Much of the credit goes to the hard work smaller metros across the country have done to build up their economies and improve their quality of life to attract talent. Heartland communities in particular have developed leading-edge initiatives to attract remote workers and build up their talent bases.

I have advised on some of these strategies. Like “Tulsa Remote,” which offers $10,000 grants to remote workers who move to Tulsa for at least a year and also helps them find affordable housing and become integrated into the community. The program has attracted more than a thousand workers and generated substantial direct and indirect economic benefits. Or a post-COVID recovery strategy for Northwest Arkansas, which stretches from Fayetteville to Bentonville and has developed strategies to build up its quality of place through significant investments in arts and culture and outdoor amenities, including the Crystal Bridges Museum of American Art and a network of world-class bike paths and trails. Communities across the region have worked to improve their innovation and entrepreneurial ecosystems supported by initiatives like Community Growth Program and Toolkit of Heartland Forward (where I am a senior fellow), in Tulsa, Oklahoma City, Oxford, Miss., and Iowa City, Iowa. 
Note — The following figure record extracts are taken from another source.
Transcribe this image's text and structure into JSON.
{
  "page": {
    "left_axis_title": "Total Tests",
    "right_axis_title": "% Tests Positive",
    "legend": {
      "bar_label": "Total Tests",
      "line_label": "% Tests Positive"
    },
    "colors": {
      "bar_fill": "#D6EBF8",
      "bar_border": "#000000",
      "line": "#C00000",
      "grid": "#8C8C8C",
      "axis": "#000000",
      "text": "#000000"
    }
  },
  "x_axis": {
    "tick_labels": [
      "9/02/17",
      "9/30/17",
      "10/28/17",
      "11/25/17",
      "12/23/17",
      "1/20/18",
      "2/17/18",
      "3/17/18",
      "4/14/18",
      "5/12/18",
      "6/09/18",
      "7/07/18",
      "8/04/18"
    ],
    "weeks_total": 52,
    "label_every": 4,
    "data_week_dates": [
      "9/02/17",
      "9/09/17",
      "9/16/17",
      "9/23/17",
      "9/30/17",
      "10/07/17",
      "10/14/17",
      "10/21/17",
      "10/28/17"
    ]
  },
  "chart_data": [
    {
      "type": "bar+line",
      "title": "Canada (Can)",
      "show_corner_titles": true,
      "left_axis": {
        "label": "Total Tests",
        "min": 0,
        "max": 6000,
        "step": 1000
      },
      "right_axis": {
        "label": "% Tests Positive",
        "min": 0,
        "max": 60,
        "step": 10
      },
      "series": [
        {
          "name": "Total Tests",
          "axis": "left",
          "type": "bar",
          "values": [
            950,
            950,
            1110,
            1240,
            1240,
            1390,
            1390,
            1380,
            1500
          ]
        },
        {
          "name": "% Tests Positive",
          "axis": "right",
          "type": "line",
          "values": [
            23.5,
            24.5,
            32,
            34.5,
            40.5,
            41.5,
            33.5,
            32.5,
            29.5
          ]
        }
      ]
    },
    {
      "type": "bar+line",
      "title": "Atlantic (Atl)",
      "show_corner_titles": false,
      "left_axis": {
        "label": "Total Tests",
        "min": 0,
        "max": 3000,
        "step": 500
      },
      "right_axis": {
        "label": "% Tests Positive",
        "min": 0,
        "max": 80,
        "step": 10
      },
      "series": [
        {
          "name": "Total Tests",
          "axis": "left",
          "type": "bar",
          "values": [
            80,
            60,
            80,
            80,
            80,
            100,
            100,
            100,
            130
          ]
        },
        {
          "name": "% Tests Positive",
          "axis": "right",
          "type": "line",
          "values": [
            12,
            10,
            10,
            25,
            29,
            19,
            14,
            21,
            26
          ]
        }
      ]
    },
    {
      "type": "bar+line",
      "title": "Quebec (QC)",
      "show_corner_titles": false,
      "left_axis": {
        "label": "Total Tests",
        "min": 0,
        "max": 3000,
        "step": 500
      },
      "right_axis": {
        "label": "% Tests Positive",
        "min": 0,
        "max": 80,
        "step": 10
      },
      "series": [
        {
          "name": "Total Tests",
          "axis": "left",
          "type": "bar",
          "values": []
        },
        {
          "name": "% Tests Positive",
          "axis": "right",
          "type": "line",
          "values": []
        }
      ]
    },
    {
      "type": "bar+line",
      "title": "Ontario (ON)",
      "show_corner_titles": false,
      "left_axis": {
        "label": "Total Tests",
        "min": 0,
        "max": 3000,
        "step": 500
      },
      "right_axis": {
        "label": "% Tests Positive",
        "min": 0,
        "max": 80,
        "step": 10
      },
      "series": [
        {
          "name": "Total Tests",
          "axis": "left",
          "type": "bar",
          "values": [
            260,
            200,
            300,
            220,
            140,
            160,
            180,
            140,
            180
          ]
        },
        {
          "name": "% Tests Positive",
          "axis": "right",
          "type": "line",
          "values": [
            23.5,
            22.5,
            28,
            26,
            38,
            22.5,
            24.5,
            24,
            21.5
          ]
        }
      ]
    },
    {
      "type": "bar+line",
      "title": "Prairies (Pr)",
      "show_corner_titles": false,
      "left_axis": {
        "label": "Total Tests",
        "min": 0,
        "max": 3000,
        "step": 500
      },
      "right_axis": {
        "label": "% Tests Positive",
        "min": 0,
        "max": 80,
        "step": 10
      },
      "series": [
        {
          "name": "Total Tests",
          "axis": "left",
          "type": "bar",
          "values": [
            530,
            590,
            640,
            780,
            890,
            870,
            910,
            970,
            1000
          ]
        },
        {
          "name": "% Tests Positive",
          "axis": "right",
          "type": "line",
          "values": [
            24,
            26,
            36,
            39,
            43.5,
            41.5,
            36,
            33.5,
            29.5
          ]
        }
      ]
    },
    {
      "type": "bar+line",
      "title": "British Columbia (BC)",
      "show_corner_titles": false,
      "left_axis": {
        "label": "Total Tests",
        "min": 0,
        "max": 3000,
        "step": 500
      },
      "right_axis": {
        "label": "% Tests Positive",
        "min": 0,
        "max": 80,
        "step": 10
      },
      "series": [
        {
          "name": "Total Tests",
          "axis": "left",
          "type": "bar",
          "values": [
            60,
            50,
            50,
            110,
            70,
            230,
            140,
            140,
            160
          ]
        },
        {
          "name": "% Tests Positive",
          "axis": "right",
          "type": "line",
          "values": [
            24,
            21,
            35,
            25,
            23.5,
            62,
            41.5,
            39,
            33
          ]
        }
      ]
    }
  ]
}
The federal government is also helping heartland communities and communities across America strengthen their talent bases and build up their industry capabilities. An important step in this direction is the Biden administration’s Build Back Better Regional Challenge which provides support for local efforts to develop stronger talent and tech driven industry clusters. As I recently pointed out in CityLab, the program is already supporting the development of new industry clusters, like an advanced manufacturing cluster in Detroit, a robotics and artificial intelligence cluster in Pittsburgh, a medical science cluster in Arkansas, an advanced mobility cluster in Tulsa, an aerospace and defense cluster in West Virginia and more.

There is increasing talk of a looming talent shortage in America today. But, in reality, our nation faces no such shortage. 

More than 45 percent of America’s workforce toils in low-wage service jobs in retail, clerical work, delivery, and personal services. Never mind the millions upon millions who are unemployed, underemployed, or who live in concentrated poverty. That is a waste of talent that cannot and must not be tolerated.

The federal government can do more to address America’s talent needs and support the talent already underway, by providing more funding for local talent development, workforce development and neighborhood hubs for bolstering talent in distressed communities.

​​Our research does not predict a complete reversion to the more diffuse talent system of the 1950s and 60s. Coastal superstar cities and tech clusters will likely remain the leading talent hubs for the foreseeable future — but the trends of the past decade show that a group of smaller and medium-sized heartland metros and rural areas are becoming talent hubs too.

This trend is likely to accelerate given the rise of remote work and the fact that heartland metros offer a winning combination of available, affordable housing, good schools, and a great quality of life, especially for families.

The federal government should do everything it can to support these trends and help America close its talent gaps.

Richard Florida is University Professor at the University of Toronto’s Rotman School of Management and School of Cities and a senior fellow at Heartland Forward. He is co-founder of CityLab and the author of “The Rise of the Creative Class” and “The New Urban Crisis.”